Il convegno è stato anche l’occasione per dibattere sui danni causati dal proliferare della fauna selvatica, in particolare predatori come lupi, cani randagi ibridati e cinghiali, e sono stati gli stessi allevatori a mettere in evidenza «la necessità di introdurre un sistema certo e burocraticamente snello per gli indennizzi, ma che è certamente più auspicabile lavorare sulla prevenzione. E a tal fine l’unico sistema è rappresentato dal contingentamento e monitoraggio dei predatori, collegato a una revisione delle leggi di tutela delle specie che minacciano il futuro della zootecnia».

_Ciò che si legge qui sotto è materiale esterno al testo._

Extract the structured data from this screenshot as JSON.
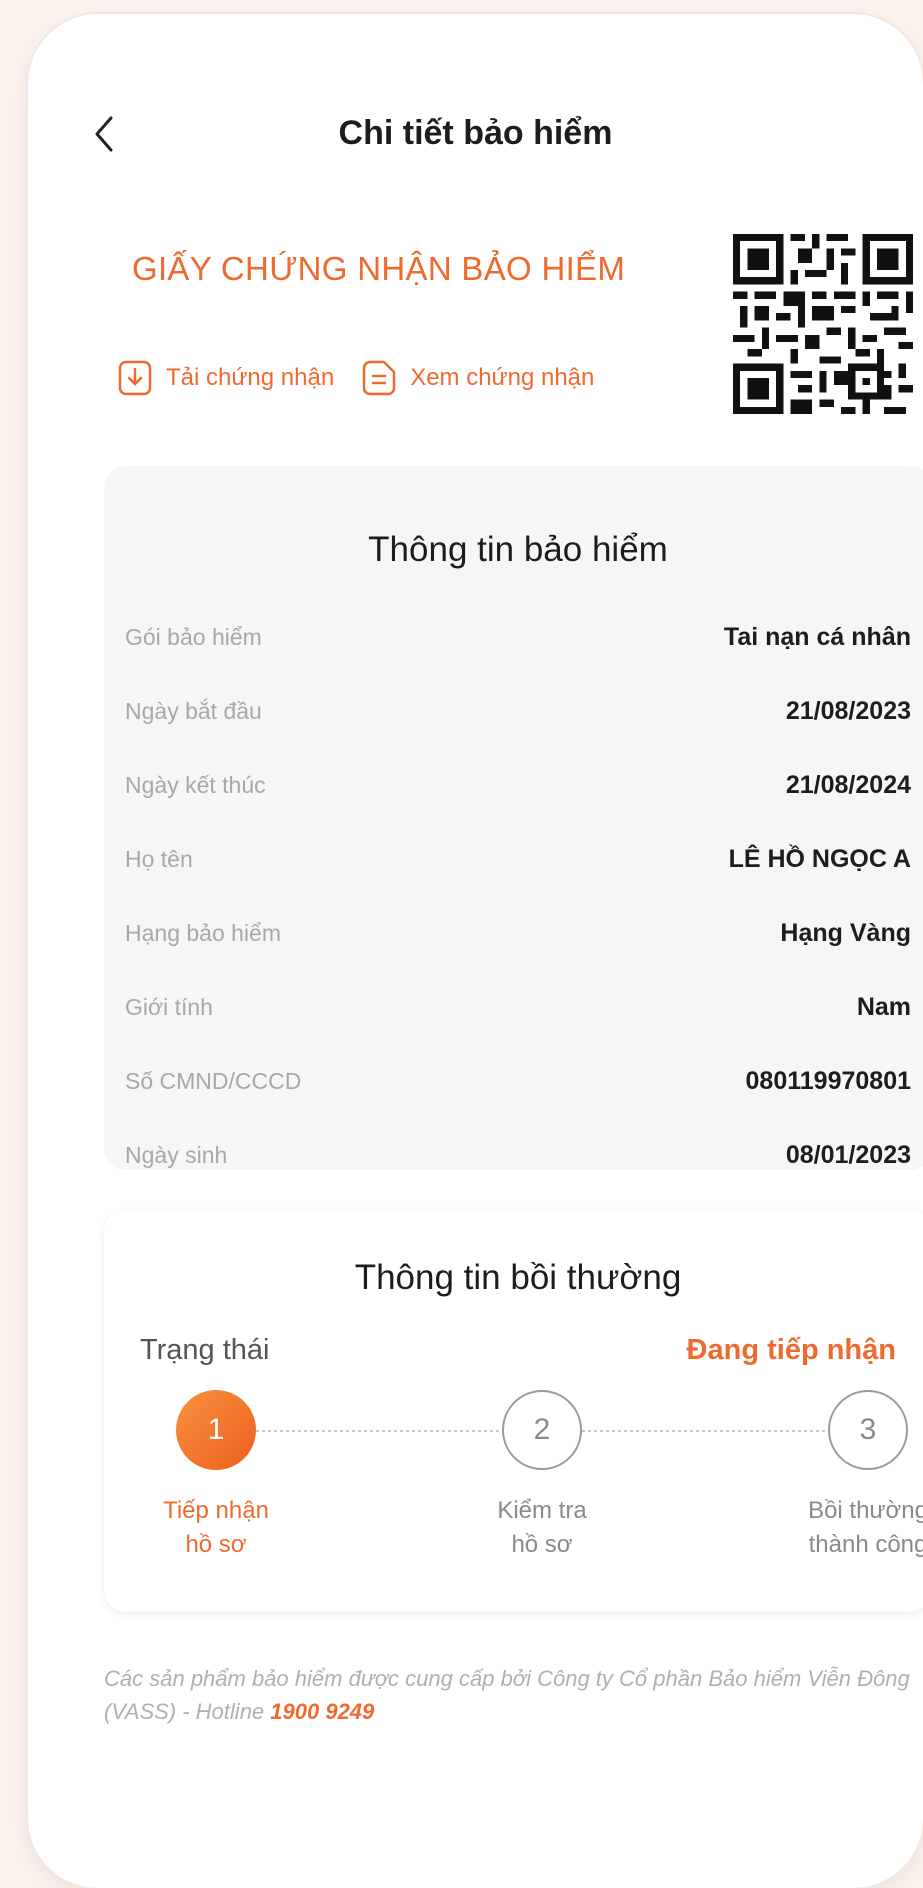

Nel dibattito che è seguito gli allevatori hanno espresso, anche con toni fermi e decisi, le tante preoccupazioni che mettono a serio rischio le produzioni. «Voler bene agli animali e rispettarli non vuol dire sottomettersi a loro –ha evidenziato Luciano Fadda, presidente della Cooperativa Agricola del Petrano-. La presenza del lupo e di altri predatori, per come è oggi (la sua presenza lungo tutta la catena appenninica è stimata intorno ai 1000 esemplari, il doppio rispetto a dieci anni fa e il triplo rispetto a venti), è insostenibile e incompatibile con gli allevamenti: per produrre serve tranquillità, gli allevatori si trovano invece ad affrontare uno stress enorme quando c’è la presenza di un predatore che distrugge il lavoro fatto, il capitale ed il futuro». Le richieste avanzate dagli operatori del comparto sono state recepite dalla Provincia, rappresentata dall’assessore all’enogastronomia e alle attività produttive Renato Claudio Minardi, e dalla Regione nella persona del Presidente del Consiglio Regionale Vittoriano Solazzi. Quest’ultimo, oltre ad illustrare i contenuti della proposta di legge (la 376) sulla “Tutela del patrimonio zootecnico soggetto a predazione” presentata poche settimane fa, si è collegato alle linee guida del nuovo PSR 2014-2020 che comprendono la costruzione e l’ammodernamento delle strutture per il contenimento degli animali, il potenziamento delle recinzioni metalliche esistenti, contributi per l’acquisto di cani da guardiania, l’assistenza tecnica e la stipula di contratti assicurativi. «Le Marche sono una Regione forte nel settore manifatturiero che ora è toccato da una crisi senza precedenti –ha sottolineato Solazzi- Quando arriverà la ripresa avranno la possibilità di rialzarsi e costruire nuova ricchezza: in questo contesto sono però necessari una diversificazione delle imprese, il miglioramento dei processi di produzione, investimenti in marketing, uno stimolo verso la ricerca e l’innovazione e non da ultimo la capacità strategica di guardare a un mercato sempre più globale, anche con i prodotti tipici».
Al termine gli allievi dell’Alberghiero Santa Marta, coordinati dai docenti Steven Del Cipolla e Claudio Rossini, hanno preparato una serie di piatti a base di Casciotta d’Urbino Dop, dimostrando la versatilità e le potenzialità che questo formaggio ha tra i fornelli.